…Amazon doesn’t have brand-loyal customers. It has price-loyal and convenience-loyal customers. Oops. But that may be enough to get some action going. We’ll see.

Today a letter written by best-selling author, Douglas Preston, and signed by 908  writers from the US, Canada, Britain and beyond, will run in the Sunday New York Times. In it, Preston asks readers to contact Amazon CEO Jeff Bezos and ask that he put the Amazon-Hachette battle to bed — or at least leave authors out of it. Preston calls Amazon’s behaviour during the dispute, and more generally, “thuggish,” while an Amazon representative called him out for being “entitled” and not listening to consumers.

The group, now calling itself Authors United, stands in opposition to a group of self-published authors and customers, who’ve circulated and signed a petition against Hachette and the New York publishing industry. They seek “low prices and fair wages.” (Fair wages and treatment for authors, perhaps, but for warehouse workers?) That petition has already racked up over 7,600 signatures. And now a new campaign enters the ring, the Amazon-backed Readers United.

Amazon warns of dire consequences to its losing the battle with Hachette:

Many inside the echo-chamber of the industry often draw the box too small. They think books only compete against books. But in reality, books compete against mobile games, television, movies, Facebook, blogs, free news sites and more. If we want a healthy reading culture, we have to work hard to be sure books actually are competitive against these other media types, and a big part of that is working hard to make books less expensive.

Emphasis theirs.

They also remind readers that Hachette and other big publishers have already been “caught” by Amazon, colluding to keep e-book prices high — true, but it’s more complicated than that. And Amazon wants you (and you, and YOU) to take action:

We will never give up our fight for reasonable e-book prices. We know making books more affordable is good for book culture. We’d like your help. Please email Hachette and copy us.
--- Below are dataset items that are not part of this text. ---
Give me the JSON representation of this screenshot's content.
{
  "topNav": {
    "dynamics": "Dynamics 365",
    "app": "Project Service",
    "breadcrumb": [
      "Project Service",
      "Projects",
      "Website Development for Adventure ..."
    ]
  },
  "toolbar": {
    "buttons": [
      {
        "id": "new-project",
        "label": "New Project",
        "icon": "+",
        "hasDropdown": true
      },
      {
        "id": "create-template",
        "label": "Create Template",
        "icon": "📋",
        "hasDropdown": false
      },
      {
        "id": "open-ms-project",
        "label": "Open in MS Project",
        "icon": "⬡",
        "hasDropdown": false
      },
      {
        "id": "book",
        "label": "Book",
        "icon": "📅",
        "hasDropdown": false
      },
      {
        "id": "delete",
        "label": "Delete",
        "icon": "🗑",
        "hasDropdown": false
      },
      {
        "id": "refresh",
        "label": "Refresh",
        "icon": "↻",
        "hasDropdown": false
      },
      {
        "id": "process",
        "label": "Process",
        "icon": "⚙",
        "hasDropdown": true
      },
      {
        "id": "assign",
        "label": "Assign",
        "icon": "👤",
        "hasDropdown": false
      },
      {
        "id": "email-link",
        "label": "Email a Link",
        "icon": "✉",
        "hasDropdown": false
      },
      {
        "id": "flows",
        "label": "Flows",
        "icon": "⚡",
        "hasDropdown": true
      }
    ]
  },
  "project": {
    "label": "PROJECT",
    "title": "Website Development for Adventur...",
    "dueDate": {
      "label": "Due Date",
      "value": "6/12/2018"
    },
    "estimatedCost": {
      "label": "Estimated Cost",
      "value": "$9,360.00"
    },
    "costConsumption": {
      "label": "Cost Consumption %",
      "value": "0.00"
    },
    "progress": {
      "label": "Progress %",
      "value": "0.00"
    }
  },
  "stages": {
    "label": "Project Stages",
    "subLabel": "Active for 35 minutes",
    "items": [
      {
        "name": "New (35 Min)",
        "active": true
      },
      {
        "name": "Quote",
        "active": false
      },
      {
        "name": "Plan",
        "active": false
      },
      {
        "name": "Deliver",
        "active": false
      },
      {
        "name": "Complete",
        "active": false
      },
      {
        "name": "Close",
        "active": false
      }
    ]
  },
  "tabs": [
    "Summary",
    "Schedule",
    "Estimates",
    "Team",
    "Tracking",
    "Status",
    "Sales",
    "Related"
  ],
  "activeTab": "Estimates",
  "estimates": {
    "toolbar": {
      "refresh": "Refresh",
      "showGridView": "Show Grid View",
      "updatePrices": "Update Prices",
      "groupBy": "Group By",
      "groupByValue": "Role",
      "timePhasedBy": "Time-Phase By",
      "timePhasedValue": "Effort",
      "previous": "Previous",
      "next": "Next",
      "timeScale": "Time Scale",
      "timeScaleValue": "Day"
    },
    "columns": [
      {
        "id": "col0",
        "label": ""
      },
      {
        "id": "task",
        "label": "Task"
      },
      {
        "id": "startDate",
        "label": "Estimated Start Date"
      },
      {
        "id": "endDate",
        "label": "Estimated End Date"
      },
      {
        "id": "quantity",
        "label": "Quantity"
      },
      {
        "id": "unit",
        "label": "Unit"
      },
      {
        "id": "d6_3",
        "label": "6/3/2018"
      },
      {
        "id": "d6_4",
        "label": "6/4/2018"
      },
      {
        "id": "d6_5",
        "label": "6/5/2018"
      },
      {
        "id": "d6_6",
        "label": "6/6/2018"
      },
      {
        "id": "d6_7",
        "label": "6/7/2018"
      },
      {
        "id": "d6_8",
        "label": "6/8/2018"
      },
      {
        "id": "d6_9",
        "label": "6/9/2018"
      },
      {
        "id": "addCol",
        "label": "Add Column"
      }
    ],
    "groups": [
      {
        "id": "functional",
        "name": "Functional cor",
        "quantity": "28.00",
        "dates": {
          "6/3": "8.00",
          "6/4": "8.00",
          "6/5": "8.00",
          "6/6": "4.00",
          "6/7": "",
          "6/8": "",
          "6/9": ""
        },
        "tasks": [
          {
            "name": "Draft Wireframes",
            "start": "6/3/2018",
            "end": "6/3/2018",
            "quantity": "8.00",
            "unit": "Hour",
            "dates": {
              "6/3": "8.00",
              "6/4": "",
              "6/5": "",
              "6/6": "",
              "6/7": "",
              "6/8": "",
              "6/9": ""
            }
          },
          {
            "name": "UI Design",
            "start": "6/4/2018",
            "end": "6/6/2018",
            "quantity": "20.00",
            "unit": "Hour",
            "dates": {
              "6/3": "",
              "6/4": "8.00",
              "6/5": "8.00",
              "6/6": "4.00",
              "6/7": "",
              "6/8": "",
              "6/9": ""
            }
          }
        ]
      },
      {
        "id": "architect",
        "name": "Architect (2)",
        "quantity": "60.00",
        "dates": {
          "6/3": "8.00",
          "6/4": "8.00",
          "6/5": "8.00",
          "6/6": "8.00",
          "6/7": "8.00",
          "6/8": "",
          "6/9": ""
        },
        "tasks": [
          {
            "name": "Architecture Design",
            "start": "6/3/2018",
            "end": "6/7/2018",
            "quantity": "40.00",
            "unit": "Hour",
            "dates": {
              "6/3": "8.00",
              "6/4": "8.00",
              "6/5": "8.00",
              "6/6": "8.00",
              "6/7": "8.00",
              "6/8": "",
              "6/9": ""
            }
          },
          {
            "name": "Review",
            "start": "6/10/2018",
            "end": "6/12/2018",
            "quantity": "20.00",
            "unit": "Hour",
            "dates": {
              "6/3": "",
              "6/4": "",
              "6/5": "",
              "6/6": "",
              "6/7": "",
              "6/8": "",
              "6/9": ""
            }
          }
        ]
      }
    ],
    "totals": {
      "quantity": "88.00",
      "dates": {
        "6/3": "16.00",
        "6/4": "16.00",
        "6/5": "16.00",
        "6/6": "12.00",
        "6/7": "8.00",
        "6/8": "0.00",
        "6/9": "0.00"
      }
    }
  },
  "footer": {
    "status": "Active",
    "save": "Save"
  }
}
[Email redacted but you can find it easily if you so choose.]

Please consider including these points:

  • We have noted your illegal collusion. Please stop working so hard to overcharge for ebooks. They can and should be less expensive.
  • Lowering e-book prices will help — not hurt — the reading culture, just like paperbacks did.
  • Stop using your authors as leverage and accept one of Amazon’s offers to take them out of the middle.
  • Especially if you’re an author yourself: Remind them that authors are not united on this issue.

Thanks for your support.

The Amazon Books Team

But what is truly in readers’ best interests? That’s a question far more complicated than Amazon would like it to be — readers are a diverse group, with diverse needs and preferences. While avid romances readers have wholeheartedly embraced e-books, literary fiction readers have been slower to move to the format, and many genres, from cookbooks to coffee table books, have yet to be successfully adapted. Do you want low prices before all else? Do you want a healthy, local literary scene with bookstores and salons? As Scalzi puts it at the end of a thorough breakdown of the issues for all involved,

In sum and once again: Amazon is not your friend. Neither is any other corporation. It and they do what they do for their own interest and are more than willing to try to make you try believe that what they do for their own benefit is in fact for yours. It’s not. In this particular case, this is not about readers or authors or anyone else but Amazon wanting eBooks capped at $9.99 for its own purposes. It should stop pretending that this is about anything other than that. Readers, authors, and everyone else should stop pretending it’s about anything other than that, too.